June 20 is World Refugee Day, and my thirty-third birthday. For the world’s 22 million refugees, their “special day” is an arbitrary holiday, but so is my birthday. Somalis don’t generally keep track of birthdays—you are born, you die, and in between is herding animals—although my mother knows she was born on the same day as her favorite camel, Daraanle. I know I was born in Mogadishu in 1985, six years before the start of the terrible civil wars. Seven years before my father disappeared. Eight years before digging the grave for my own baby sister, dead of starvation.
When I escaped Somalia in 2011, I was being recruited by the radical Islamist group al-Shabaab, who wanted to train me to kill infidels and enforce Sharia law. I had no qualifications for this career other than being a young man—by then I was too old to dig graves which was children’s work—but it was the only employment available at the time.
When I won the U.S. Diversity Visa Lottery and got my green card, American officials said I needed a date of birth. So I picked a day in the middle of the year that was easy to remember. I was so lucky to win that lottery, and to choose my own birthday.
But the luckiest people are those who get to be born in free and peaceful countries. And it is definitely luck, since even people who can choose their birthday can’t choose where to be born. To escape the lottery of my birth and a one-way ticket to jihadi martyrdom, I fled to Nairobi, where I lived illegally in a tiny room with my brother. Every day the police would march through our neighborhood, rounding up Somalis and trucking them off to the UN refugee camps in the Kenyan desert. There nearly a quarter million Somalis live in makeshift slums with meager food rations, no work and constant violence from terrorists and gangs. Several generations have been born and raised there.
My brother and I swore we would never go to those camps; we would take our chances on the streets of Nairobi, while studying at a local college and applying for every type of visa we could find. We sold socks on the street to buy food, and risked police roundups and bombs every time we boarded a bus to school.
What kept us going was America.
America was the place I dreamed about—quite literally, every night. I learned English from Arnold Schwarzenegger, himself an American immigrant, watching his movies in a video shack in Mogadishu. Until al-Shabaab blew up that shack and imprisoned its owner, movies like The Terminator were my escape from the real-life bloody chaos of my childhood on the streets.
People with the bad luck to be born in a war zone have always had a chance to become American. We could win the visa lottery, as I did—tougher odds than getting into Harvard—or be accepted as refugees. But when President Donald Trump banned immigrants from seven Muslim countries including my own—a ban expected to be upheld this month by the Supreme Court—the message to millions of people around the world was, your luck has run out.
I understand that every oppressed and starving person in the world cannot move to North America or Europe, nor do they want to; virtually every Somali I know would rather live in a safe and peaceful Somalia than in the wealthy nations of the West.
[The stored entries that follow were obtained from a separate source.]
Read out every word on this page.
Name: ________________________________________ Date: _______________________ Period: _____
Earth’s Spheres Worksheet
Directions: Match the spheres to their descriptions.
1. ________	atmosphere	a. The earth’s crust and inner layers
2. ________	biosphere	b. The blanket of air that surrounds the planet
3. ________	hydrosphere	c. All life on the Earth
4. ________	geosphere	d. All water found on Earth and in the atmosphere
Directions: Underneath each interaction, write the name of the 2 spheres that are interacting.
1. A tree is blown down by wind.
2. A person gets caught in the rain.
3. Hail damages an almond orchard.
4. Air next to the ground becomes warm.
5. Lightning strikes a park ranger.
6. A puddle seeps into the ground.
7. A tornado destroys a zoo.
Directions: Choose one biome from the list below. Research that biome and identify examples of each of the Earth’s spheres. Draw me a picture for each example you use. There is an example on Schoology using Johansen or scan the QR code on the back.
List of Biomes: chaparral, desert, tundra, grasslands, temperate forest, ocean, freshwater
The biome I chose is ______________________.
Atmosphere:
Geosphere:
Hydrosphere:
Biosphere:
But they are all inspired by the great free and tolerant nations of the West. It often begins with pop culture—a rap song, a movie, a clothing style—but those are just gateways to deeper appreciation of democracy. After watching every American movie that existed in Mogadishu, I started reading American books. I memorized names of states and dreamed about which ones I would live in. I was proud of every single American president, I did not care about parties or ideologies. On YouTube I watched speeches by Reagan, Clinton, both Bushes and Obama; all made me smile. When George W. Bush invaded Iraq, I was proudly defending America on the streets of Mogadishu when everyone else chanted “Down With America!”
Then came Trump.
Specifically, he came to my city, Portland, Maine, during the presidential campaign, and falsely accused Maine’s large Somali population of increasing crime. (Crime rates are down in Maine cities where Somalis live.) Then he won, and immediately issued his travel ban. A lawyer told me not to leave the U.S. even though I had legal residency; they might not let me back in. This reminded me of being a fugitive on the streets of Nairobi, where the possession of legal documents meant nothing to corrupt police. Then Trump said he wanted to accept fewer refugees from “shithole countries,” meaning poor black countries like mine. He disparaged the visa lottery as a terrorist pipeline when in reality it is an escape hatch from terrorism.
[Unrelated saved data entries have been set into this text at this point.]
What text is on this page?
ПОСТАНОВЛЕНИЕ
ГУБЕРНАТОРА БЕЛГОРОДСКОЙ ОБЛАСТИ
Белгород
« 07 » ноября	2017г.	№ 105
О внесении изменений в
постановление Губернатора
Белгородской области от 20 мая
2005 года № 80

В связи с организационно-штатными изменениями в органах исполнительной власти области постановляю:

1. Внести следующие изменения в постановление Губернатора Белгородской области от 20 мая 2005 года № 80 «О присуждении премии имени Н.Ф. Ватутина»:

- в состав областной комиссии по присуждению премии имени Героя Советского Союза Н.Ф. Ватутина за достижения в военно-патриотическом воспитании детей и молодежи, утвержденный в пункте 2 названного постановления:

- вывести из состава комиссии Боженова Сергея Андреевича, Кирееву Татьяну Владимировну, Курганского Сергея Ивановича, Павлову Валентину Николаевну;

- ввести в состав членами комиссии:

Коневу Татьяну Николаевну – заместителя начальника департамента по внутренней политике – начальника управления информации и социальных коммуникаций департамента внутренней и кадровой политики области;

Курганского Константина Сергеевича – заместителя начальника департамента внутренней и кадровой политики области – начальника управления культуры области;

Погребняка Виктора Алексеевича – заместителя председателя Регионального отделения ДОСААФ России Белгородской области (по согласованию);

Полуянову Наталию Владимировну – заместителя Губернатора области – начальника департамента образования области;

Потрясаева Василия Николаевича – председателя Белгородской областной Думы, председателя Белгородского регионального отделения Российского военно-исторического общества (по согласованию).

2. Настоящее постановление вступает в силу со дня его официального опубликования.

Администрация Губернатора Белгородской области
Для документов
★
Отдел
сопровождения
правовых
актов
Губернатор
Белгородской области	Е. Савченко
I felt personally betrayed, but worse was the feeling that Trump had betrayed my dream of America. If this country settled by immigrants could close its doors to the most desperate people in the world, then who would help? Who would set the example of unflinching compassion to other nations? Who would inspire the world’s children of war, like me, to reject violence and strive to raise their own children in peace and security?
An aspiring American with no “real” birthday has no answer to these questions. But on June 20 I will make a wish for the world’s refugees as I blow out the candles on my cake. Because like the rest of us who share this planet, they were born, too.
Iftin lives in Portland, Maine, where he works as an interpreter for Somalis who have immigrated to the state; this fall, he will begin classes at the University of Southern Maine, studying political science.